This year is bidding to be the year of the budget smartphone, heralding a shift in the balance of power in the global mobile telephony sector.
The Mobile World Congress in Barcelona has plenty of devices costing less than 200 euros (265 dollars), and there are said to be smartphones using the new Firefox operating system put out by
internet browser specialist Mozilla for just 100 euros.
Apart from revolutionizing the entire mobile market for manufacturers, prices at this level would open up mobile internet to billions of new users.
Smartphones have a market share of just 17 per cent - meaning that fewer than one in five mobile users have one, Cesar Alierta, CEO of Spain's Telefonica said in Barcelona. And this figure reveals a glaring divide between rich and poor.
In Western Europe a third of all mobiles are smartphones, whereas this drops off sharply in the developing world to just 6 per cent. But this is about to change.
Market analysts are now predicting that by 2015 a third of the global population will be using a phone capable of accessing the internet. This implies that most of the growth will come from China,
Latin America and Africa.
It is estimated for example that smartphone take-up in South America could triple from its current level of 14 per cent. China's largest mobile phone operator China Mobile saw data traffic almost triple last year.
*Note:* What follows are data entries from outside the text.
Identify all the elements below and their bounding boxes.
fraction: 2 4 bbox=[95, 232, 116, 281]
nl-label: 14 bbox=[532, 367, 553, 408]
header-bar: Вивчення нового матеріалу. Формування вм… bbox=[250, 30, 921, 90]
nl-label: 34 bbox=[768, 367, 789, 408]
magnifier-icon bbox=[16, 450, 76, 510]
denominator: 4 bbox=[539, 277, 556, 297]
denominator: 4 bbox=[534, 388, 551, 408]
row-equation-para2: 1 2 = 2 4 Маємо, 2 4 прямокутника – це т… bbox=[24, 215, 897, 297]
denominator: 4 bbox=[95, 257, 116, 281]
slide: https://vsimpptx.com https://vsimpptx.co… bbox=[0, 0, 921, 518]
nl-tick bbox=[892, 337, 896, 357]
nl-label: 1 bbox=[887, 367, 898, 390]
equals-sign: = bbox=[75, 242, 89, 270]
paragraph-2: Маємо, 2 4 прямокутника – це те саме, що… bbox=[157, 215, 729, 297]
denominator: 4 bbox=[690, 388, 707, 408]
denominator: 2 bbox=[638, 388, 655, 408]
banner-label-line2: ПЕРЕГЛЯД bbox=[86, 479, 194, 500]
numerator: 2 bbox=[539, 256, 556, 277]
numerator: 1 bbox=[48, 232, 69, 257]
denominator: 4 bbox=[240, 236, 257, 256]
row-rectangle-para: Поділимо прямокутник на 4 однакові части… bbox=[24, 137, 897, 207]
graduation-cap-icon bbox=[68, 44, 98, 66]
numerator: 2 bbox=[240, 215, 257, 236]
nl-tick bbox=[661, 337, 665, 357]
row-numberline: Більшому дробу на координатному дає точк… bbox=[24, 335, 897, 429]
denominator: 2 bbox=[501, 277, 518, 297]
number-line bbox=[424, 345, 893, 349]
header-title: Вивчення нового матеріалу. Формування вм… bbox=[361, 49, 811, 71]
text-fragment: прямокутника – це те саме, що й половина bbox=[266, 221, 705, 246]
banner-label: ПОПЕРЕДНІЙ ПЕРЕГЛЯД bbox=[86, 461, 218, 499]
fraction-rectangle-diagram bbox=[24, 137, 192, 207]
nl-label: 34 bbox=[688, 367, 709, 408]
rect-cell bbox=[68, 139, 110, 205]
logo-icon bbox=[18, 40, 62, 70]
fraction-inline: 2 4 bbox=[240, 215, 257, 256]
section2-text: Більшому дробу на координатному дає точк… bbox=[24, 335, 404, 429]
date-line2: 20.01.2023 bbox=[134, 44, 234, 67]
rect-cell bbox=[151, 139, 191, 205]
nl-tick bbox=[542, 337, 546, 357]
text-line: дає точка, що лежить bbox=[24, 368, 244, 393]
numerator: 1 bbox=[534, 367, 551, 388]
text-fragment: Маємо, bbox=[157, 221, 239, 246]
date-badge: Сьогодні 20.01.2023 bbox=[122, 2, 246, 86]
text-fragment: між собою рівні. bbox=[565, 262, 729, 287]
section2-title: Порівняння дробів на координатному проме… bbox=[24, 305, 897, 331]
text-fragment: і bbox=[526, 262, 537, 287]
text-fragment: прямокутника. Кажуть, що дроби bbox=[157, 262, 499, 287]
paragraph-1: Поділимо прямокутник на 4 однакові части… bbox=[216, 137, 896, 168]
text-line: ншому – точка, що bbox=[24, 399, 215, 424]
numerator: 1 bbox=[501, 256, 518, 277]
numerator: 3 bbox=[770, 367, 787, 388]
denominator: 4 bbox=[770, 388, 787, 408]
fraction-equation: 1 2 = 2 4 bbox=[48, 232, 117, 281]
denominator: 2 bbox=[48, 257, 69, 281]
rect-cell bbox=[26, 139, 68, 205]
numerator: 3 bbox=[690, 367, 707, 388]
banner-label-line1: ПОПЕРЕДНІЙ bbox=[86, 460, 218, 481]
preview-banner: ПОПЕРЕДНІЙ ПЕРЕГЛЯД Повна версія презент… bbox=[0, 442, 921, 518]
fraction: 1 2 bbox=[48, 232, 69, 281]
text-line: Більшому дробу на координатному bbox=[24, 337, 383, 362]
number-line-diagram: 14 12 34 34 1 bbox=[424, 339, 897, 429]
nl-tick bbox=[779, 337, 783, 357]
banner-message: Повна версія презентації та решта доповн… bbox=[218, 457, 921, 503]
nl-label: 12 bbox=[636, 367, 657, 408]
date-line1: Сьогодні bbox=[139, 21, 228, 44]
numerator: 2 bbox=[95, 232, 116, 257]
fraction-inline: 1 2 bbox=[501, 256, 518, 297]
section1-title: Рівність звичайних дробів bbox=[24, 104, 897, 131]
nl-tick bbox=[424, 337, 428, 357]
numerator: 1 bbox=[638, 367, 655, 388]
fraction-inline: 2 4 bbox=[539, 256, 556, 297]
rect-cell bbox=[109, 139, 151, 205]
Phones that are relatively inexpensive are particularly successful in these markets. For this reason the first budget price Firefox smartphones are hitting the market in Latin America.
The Mozilla system means that the hardware requirements are not particularly high, and the costs are correspondingly low.
For Nokia the initial target market for the new low-price smartphones from its Lumia range is Asia - a long way from its Finnish base.
Nevertheless Nokia does have a price list for Europe. The cheapest model, the Lumia 520, is listed at 199 euros in Germany, including levies.
By comparison, Apple's cheapest iPhone costs 399 euros, while the top of the range, the iPhone 5, is listed at 679 euros and upwards.
The question is whether providers like Apple will now be compelled to lower their prices.
They will certainly be under increasing pressure in the view of Nikolaus Mohr from business consultants Accenture. "The advantage that providers like Apple had a year ago is gone," Mohr says.
He notes that brand loyalty in this market is low, "with the exception of Apple."
Annette Zimmermann of US IT research and consultant company Gartner also believes the iPhone maker remains in a class of its own.
"If Apple does indeed bring out a cheaper smartphone - as is being speculated - they will definitely link it to new services or offers that ensure new revenue flows," she said.
"They still enjoy the highest margins. Why should they cut their own throats?" Zimmermann asked.
In any case, consumers have shown that they are prepared to spend money on mobile communications even in times of economic crisis.
Vodafone CEO Vittorio Colao noted in Barcelona that he had said previously people would rather give up alcohol, cigarettes, sex and chocolate than their mobile phone.
And in fact there has been limited negative impact on this market from the economic situation.
New providers like Huawei, which have carved out their strong market positions with "bread-and-butter" smartphones, are now staking out a bigger claim at the upper end of the market.
And the change is evident. A few years back Huawei and ZTE operated from containers and tents at the Mobile World Congress.
They are now housed in huge stands on the new congress site, right alongside traditional names like Samsung and Nokia.